None of those savings, however, came at the expense of borrowers. When the Department of Education took over all federal student lending, it used the same interest rates that had been fixed by Congress during the Bush administration. One could argue that Democrats should have used their windfall from eliminating the guarantee program to lower rates even further. But remember, that's not what Republicans wanted. Rather, they intended to keep paying big banks to make and manage loans that Washington could finance for less.
All this brings us back to the next most dishonest element of Holtz-Eakin's op-ed: The implication that Congressional negotiations failed because Democrats were deaf to the interests of students. As Holtz-Eakin notes, the House GOP did offer a bill that, initially, would have kept rates from doubling by tying them to the government's own cost of borrowing.
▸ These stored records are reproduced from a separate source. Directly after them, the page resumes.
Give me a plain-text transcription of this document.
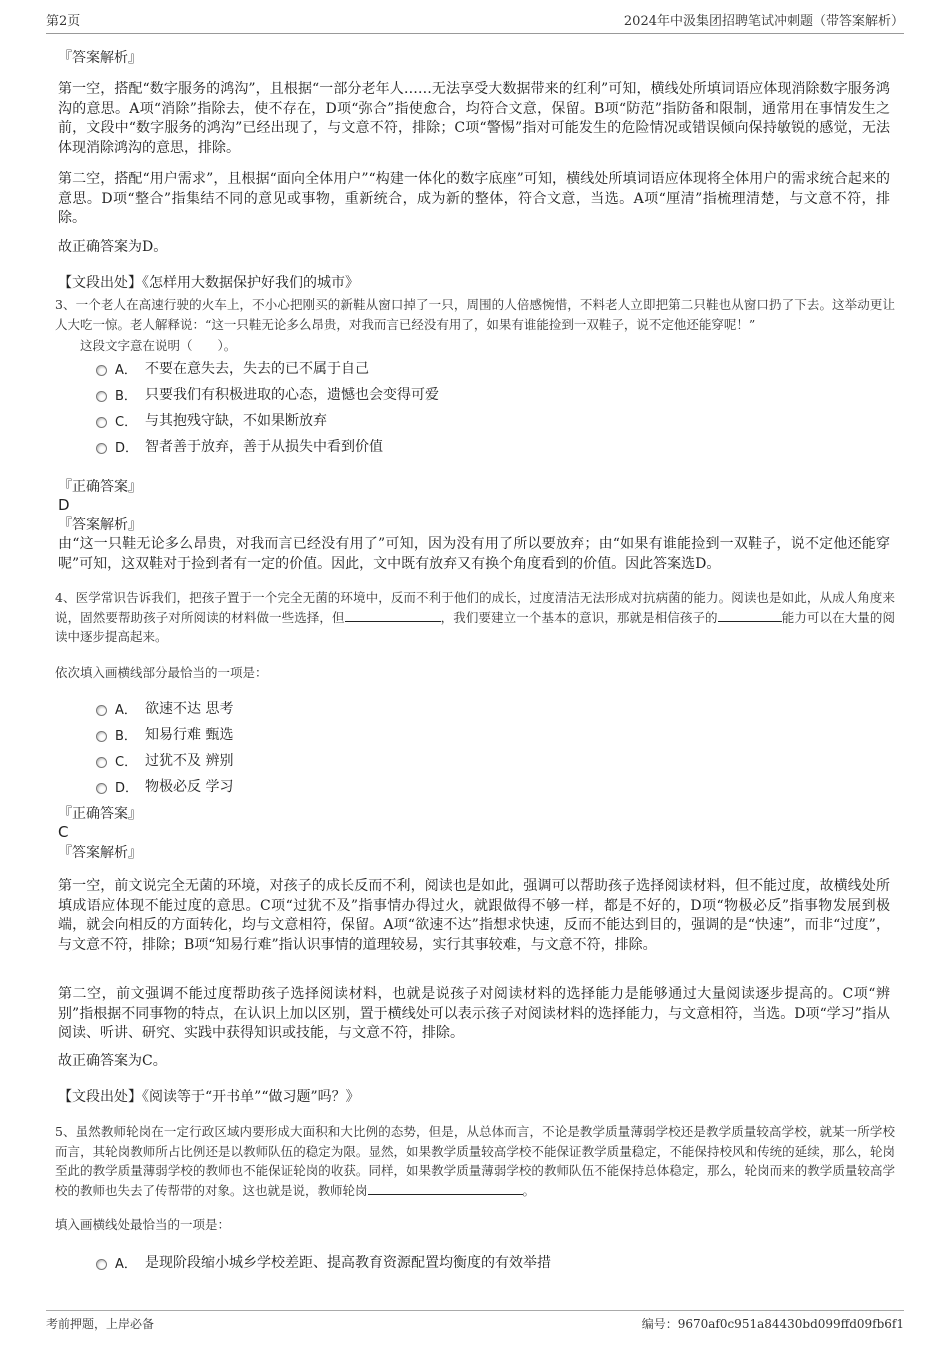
第2页	2024年中汲集团招聘笔试冲刺题（带答案解析）
『答案解析』
第一空，搭配“数字服务的鸿沟”，且根据“一部分老年人……无法享受大数据带来的红利”可知，横线处所填词语应体现消除数字服务鸿沟的意思。A项“消除”指除去，使不存在，D项“弥合”指使愈合，均符合文意，保留。B项“防范”指防备和限制，通常用在事情发生之前，文段中“数字服务的鸿沟”已经出现了，与文意不符，排除；C项“警惕”指对可能发生的危险情况或错误倾向保持敏锐的感觉，无法体现消除鸿沟的意思，排除。
第二空，搭配“用户需求”，且根据“面向全体用户”“构建一体化的数字底座”可知，横线处所填词语应体现将全体用户的需求统合起来的意思。D项“整合”指集结不同的意见或事物，重新统合，成为新的整体，符合文意，当选。A项“厘清”指梳理清楚，与文意不符，排除。
故正确答案为D。
【文段出处】《怎样用大数据保护好我们的城市》
3、一个老人在高速行驶的火车上，不小心把刚买的新鞋从窗口掉了一只，周围的人倍感惋惜，不料老人立即把第二只鞋也从窗口扔了下去。这举动更让人大吃一惊。老人解释说：“这一只鞋无论多么昂贵，对我而言已经没有用了，如果有谁能捡到一双鞋子，说不定他还能穿呢！”
这段文字意在说明（　　）。
A． 不要在意失去，失去的已不属于自己
B． 只要我们有积极进取的心态，遗憾也会变得可爱
C． 与其抱残守缺，不如果断放弃
D． 智者善于放弃，善于从损失中看到价值
『正确答案』
D
『答案解析』
由“这一只鞋无论多么昂贵，对我而言已经没有用了”可知，因为没有用了所以要放弃；由“如果有谁能捡到一双鞋子，说不定他还能穿呢”可知，这双鞋对于捡到者有一定的价值。因此，文中既有放弃又有换个角度看到的价值。因此答案选D。
4、医学常识告诉我们，把孩子置于一个完全无菌的环境中，反而不利于他们的成长，过度清洁无法形成对抗病菌的能力。阅读也是如此，从成人角度来说，固然要帮助孩子对所阅读的材料做一些选择，但	，我们要建立一个基本的意识，那就是相信孩子的	能力可以在大量的阅读中逐步提高起来。
依次填入画横线部分最恰当的一项是：
A． 欲速不达 思考
B． 知易行难 甄选
C． 过犹不及 辨别
D． 物极必反 学习
『正确答案』
C
『答案解析』
第一空，前文说完全无菌的环境，对孩子的成长反而不利，阅读也是如此，强调可以帮助孩子选择阅读材料，但不能过度，故横线处所填成语应体现不能过度的意思。C项“过犹不及”指事情办得过火，就跟做得不够一样，都是不好的，D项“物极必反”指事物发展到极端，就会向相反的方面转化，均与文意相符，保留。A项“欲速不达”指想求快速，反而不能达到目的，强调的是“快速”，而非“过度”，与文意不符，排除；B项“知易行难”指认识事情的道理较易，实行其事较难，与文意不符，排除。
第二空，前文强调不能过度帮助孩子选择阅读材料，也就是说孩子对阅读材料的选择能力是能够通过大量阅读逐步提高的。C项“辨别”指根据不同事物的特点，在认识上加以区别，置于横线处可以表示孩子对阅读材料的选择能力，与文意相符，当选。D项“学习”指从阅读、听讲、研究、实践中获得知识或技能，与文意不符，排除。
故正确答案为C。
【文段出处】《阅读等于“开书单”“做习题”吗？》
5、虽然教师轮岗在一定行政区域内要形成大面积和大比例的态势，但是，从总体而言，不论是教学质量薄弱学校还是教学质量较高学校，就某一所学校而言，其轮岗教师所占比例还是以教师队伍的稳定为限。显然，如果教学质量较高学校不能保证教学质量稳定，不能保持校风和传统的延续，那么，轮岗至此的教学质量薄弱学校的教师也不能保证轮岗的收获。同样，如果教学质量薄弱学校的教师队伍不能保持总体稳定，那么，轮岗而来的教学质量较高学校的教师也失去了传帮带的对象。这也就是说，教师轮岗	。
填入画横线处最恰当的一项是：
A． 是现阶段缩小城乡学校差距、提高教育资源配置均衡度的有效举措
考前押题，上岸必备	编号：9670af0c951a84430bd099ffd09fb6f1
But over the long term, the Congressional Research Service calculates that the GOP's plan would have cost typical future students 4 percent more than if rates were to simply rise as scheduled. In other words, there was absolutely no incentive for liberal Democrats, who generally wanted to keep rates lower than the administration or the House GOP, to accept a deal.
The bottom line is that Holtz-Eakin and his fellow Republicans are free to argue that the Democrats are wrong on student loans (plenty of smart people do). They just shouldn't resort to fantasy in order to do it.